The other way we’re getting users is that we are setting up kiosks in the businesses that are having their projects launched, so that they can get the word out to their current customers about the projects. These are regulars, people that already know them that might want to help out or go that extra mile.

Do you think people feel the same way about local small businesses as they do about Kickstarter projects? Obviously, they want the ones that they like to stay in business, but why do you think they love these businesses enough to support them in this way?
On a general level, people aren’t interested about the businesses in their neighborhoods, but people love their communities. And these businesses are part of community, part of your neighborhood.

I think the real issue is that right now, we don’t know the businesses in our neighborhoods, especially in a big city like New York. I walk into the same place to get coffee every day and I know the guy’s name is Jeff because it’s on his name tag. Realistically, I don’t even know if he’s the owner. I think what I’m selling. People in communities are rooting for these guys to succeed.

Everybody is complaining about how small businesses are getting killed in the current economic climate, and nobody is happy when a Starbucks opens and across the street it shuts down a small, quirky café.

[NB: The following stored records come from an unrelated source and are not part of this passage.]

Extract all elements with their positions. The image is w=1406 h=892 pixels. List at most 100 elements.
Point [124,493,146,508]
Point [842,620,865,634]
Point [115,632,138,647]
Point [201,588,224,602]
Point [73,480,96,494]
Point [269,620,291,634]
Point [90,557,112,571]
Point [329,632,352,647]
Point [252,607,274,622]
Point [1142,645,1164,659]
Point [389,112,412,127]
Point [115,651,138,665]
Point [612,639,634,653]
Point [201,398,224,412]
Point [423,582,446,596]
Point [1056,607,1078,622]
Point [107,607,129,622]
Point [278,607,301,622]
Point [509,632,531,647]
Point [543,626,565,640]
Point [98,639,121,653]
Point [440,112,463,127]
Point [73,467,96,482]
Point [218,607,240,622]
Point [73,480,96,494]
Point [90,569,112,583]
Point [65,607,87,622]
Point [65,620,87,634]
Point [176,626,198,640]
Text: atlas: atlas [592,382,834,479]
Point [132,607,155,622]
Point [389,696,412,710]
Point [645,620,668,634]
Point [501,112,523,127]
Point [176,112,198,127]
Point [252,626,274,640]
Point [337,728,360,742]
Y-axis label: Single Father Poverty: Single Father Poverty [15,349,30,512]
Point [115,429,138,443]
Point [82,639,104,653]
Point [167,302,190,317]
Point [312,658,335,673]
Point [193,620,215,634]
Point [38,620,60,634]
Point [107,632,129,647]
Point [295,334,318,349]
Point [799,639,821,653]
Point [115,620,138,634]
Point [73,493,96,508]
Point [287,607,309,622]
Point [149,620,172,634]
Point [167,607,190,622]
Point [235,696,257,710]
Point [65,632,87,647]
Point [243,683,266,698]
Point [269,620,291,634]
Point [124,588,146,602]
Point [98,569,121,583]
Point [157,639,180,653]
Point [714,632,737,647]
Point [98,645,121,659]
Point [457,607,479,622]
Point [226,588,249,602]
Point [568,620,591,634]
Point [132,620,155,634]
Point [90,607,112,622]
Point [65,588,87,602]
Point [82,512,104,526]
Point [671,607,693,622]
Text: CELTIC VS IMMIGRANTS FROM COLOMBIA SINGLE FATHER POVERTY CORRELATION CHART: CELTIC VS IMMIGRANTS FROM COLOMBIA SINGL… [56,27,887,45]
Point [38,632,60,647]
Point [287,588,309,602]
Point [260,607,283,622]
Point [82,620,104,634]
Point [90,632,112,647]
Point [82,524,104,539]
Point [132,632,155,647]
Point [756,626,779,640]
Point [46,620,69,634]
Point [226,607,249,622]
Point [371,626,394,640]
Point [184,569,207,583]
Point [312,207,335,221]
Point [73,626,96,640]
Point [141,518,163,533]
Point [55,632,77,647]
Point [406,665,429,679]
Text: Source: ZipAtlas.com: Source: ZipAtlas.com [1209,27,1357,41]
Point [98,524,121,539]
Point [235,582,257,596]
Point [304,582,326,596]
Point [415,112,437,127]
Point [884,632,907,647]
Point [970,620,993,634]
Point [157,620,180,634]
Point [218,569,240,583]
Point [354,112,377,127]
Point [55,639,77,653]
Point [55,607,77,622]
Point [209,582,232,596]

Right now, my real push is for Mom and Pop shops, and on the homepage I get started with a video pitch. The person on that pitch really needs to be able to convey to the user why they really need this help. It’s really not about businesses saying: “Help us make more profit.”  It’s more about, “Help us take add a terrace. We need money for a permit to build it, and you would benefit from us having that terrace because it’s hot in the summer.” It’s a win-win, in that sense.

How do you find the right kinds of projects?
The businesses that I have spoken to are very different in terms of the projects that they are interested in. The first project I’m doing is for a fitness studio, which has a special workout method where they really kill you and you’re in pain all week because it’s such a strain. They developed this method and they found that people have been starting to rip them off, so they need to trademark their brand. They opened six months ago and they can’t afford to trademark their brand, and they live in this constant fear that an Equinox or a New York Sports Club is going to come in and use what they’ve built without having any kind of repercussions.

Another example is the Sullivan Street tea shop. They are doing a website.  They have a great little store that sells tea, but they have no web presence whatsoever. They can probably put together some patchwork website, but that would kill their entire brand.

I would also like to get to a point where it’s not just funding businesses that are existing — I’d like to get to a point where I’m funding a guy who wants to open a restaurant, or open a food truck.  I don’t know that we’re there yet, but these are the dreams that small businesses have on a daily basis.

From the experience I’ve had talking to these guys, they all have a list of things that they truly believe will help them get to the next level that they can’t do because they never have the cash flow for it. And then they get stuck in a rut, feeling helpless because either they have to go out and get major investors, or wait there and stay a small café. That’s the problem I’m trying to solve.

This interview has been edited for length and clarity.